— "Награбленное"… — передразнил кто-то. — А что ей пустовать что ли, раз барина нет? Кто же вас, защитнички, кормить будет?
— Эк ты как, мужик, рассуждать горазд. Так, ежели хозяина нет, то хватай, кто поспеет. Так что ли?
— Так не так, а так…
— Ну, так ты и к бабе моей подладишься, пока я в седле да далеко.
— Ну, баба не земля, хотя тоже рожаить…
Одевшись, и не встретив хозяев, ротмистр вышел в сад. Ничего не изменилось в природе: так же высоко и плавно кружил над деревней коршун, изредка шевеля широкими, поблёскивающими на солнце крылами, белое с лиловым подбоем облачко, похожее на раковину и отливающее нежнейшим перламутром, по-прежнему стояло в зените, словно и не двигалось, всё также откуда-то с выгона звучали простые, но безошибочно находящие дорогу к сердцу трели жаворонка, лишь слегка прозрачнее выглядела дымка над дальними лесами, и они будто приблизились, обрели грубоватую плотность.

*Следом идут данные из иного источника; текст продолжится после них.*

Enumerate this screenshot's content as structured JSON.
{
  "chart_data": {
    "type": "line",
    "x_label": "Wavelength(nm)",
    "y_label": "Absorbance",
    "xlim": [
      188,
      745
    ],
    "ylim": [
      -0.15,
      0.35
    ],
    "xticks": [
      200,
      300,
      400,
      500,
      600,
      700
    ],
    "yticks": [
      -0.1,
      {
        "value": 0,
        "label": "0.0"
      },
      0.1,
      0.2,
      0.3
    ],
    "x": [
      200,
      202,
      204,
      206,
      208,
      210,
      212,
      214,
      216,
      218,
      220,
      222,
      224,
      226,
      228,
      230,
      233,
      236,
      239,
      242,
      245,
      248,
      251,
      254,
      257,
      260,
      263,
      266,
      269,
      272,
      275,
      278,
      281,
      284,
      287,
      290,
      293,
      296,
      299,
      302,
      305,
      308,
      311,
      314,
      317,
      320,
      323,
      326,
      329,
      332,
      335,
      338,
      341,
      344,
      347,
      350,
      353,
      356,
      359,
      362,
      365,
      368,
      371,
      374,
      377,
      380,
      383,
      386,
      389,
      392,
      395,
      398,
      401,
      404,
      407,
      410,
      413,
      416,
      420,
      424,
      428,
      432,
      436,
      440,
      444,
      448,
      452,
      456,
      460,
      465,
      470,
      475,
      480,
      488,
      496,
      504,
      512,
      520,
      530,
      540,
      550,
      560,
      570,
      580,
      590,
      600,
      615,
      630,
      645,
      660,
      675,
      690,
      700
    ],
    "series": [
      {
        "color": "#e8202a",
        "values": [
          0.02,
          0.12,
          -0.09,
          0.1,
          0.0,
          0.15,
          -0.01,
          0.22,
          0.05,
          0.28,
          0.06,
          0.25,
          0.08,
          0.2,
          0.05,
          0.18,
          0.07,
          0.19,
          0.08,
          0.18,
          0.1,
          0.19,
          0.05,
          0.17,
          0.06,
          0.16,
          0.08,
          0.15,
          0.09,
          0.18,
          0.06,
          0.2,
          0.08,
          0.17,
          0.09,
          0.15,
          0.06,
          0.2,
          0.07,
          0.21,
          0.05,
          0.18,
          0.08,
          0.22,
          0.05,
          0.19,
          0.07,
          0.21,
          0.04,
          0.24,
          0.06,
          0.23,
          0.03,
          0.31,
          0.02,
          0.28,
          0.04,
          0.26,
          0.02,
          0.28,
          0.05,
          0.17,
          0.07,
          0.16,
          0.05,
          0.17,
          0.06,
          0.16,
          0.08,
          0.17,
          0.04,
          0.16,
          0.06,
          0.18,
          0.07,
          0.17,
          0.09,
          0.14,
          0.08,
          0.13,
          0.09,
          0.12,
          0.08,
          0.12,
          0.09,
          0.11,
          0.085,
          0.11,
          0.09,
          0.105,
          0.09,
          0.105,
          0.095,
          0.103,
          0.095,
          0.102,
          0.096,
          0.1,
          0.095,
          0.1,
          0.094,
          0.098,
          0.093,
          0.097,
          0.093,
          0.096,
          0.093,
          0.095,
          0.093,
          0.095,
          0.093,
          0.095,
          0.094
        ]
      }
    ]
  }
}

— Красота-то какая! — сам себе сказал ротмистр Сапрыкин.
Переговарились, проходя, мужики:
— … свежая какая-то часть. Что штаны на них, что гимнастёрки, что шинельки в скатках — всё с иголочки, всё блестит. Нарядные, черти, ну, просто женихи.
Заметив офицера, приостановились, внимательно оглядели, поздоровались кивком головы.
"Даже кепки не сняли, — отметил ротмистр. — Избаловался народ".
Спор в саду, тем временем, разгорелся ещё жарче.
— А я так понимаю порядок, — убеждал круглолицый, невзрачный мужичок, — вот ты — солдат, должен быть при винтовке, а я, крестьянин — при земле. И когда этому не препятствуют — такая власть по мне…
Умолк, завидев подходящего ротмистра.
"Чистейшей воды агитация", — подумал Сапрыкин, и в его до самых глубин распахнувшейся ликующему празднику жизни душе занозой угнездилось чувство досады. Говорить он любил и умел. И теперь, собираясь с мыслями, вприщур оглядывал толпившихся в саду селян.
— Мужики-кормильцы, — ротмистр умолк, подыскивая нужное слово, и уже другим, чудесно окрепшим и исполненным большой внутренней силы голосом сказал, — Глядите, мужики, какое марево над полями! Видите? Вот таким же туманом чёрное горе висит над народом, который там, в России нашей, под большевиками томится. Это горе люди и ночью спят — не заспят, и днём через это горе белого света не видят. А мы об этом помнить должны всегда: и сейчас, когда на марше идём, и потом, когда схлестнёмся с красной сволочью. И мы всегда помним! Мы на запад идём, и глаза наши на Москву смотрят. Давайте туда и будем глядеть, пока последний комиссар от наших пуль не ляжет в сырую землю. Мы, мужики, отступали, но бились, как полагается. Теперь наступаем, и победа крылами осеняет наши боевые полки. Нам не стыдно добрым людям в глаза глядеть. Не стыдно… Воины мои такие же хлеборобы, как и вы, о земле, о мирном труде тоскуют. Но рано нам шашки в ножны прятать да в плуги коней впрягать. Рано впрягать!.. Мы не выпустим из рук оружия, пока не наведём должный порядок на Святой Руси-матушке. И теперь мы честным и сильным голосом говорим вам: "Мы идём кончать того, кто поднял руку на нашу любовь и веру, идём кончать Ленина — чтоб он сдох!" Нас били, тут уж ничего не скажешь, потрепали-таки добре коммуняки на первых порах. Но я, молодой среди вас человек, но старый солдат, четвёртый год в седле, а не под брюхом коня, слава Богу, — и знаю, что живая кость мясом всегда обрастёт. Вырвать бы загнившую с корнем, а там и германцу зубы посчитаем. Вернём и Украину, и все другие земли, что продали врагам красные. Тяжёлыми шагами пойдём, такими тяжёлыми, что у Советов под ногами земля затрясётся. И вырвем с корнями повсеместно эту мировую язву, смертельную заразу.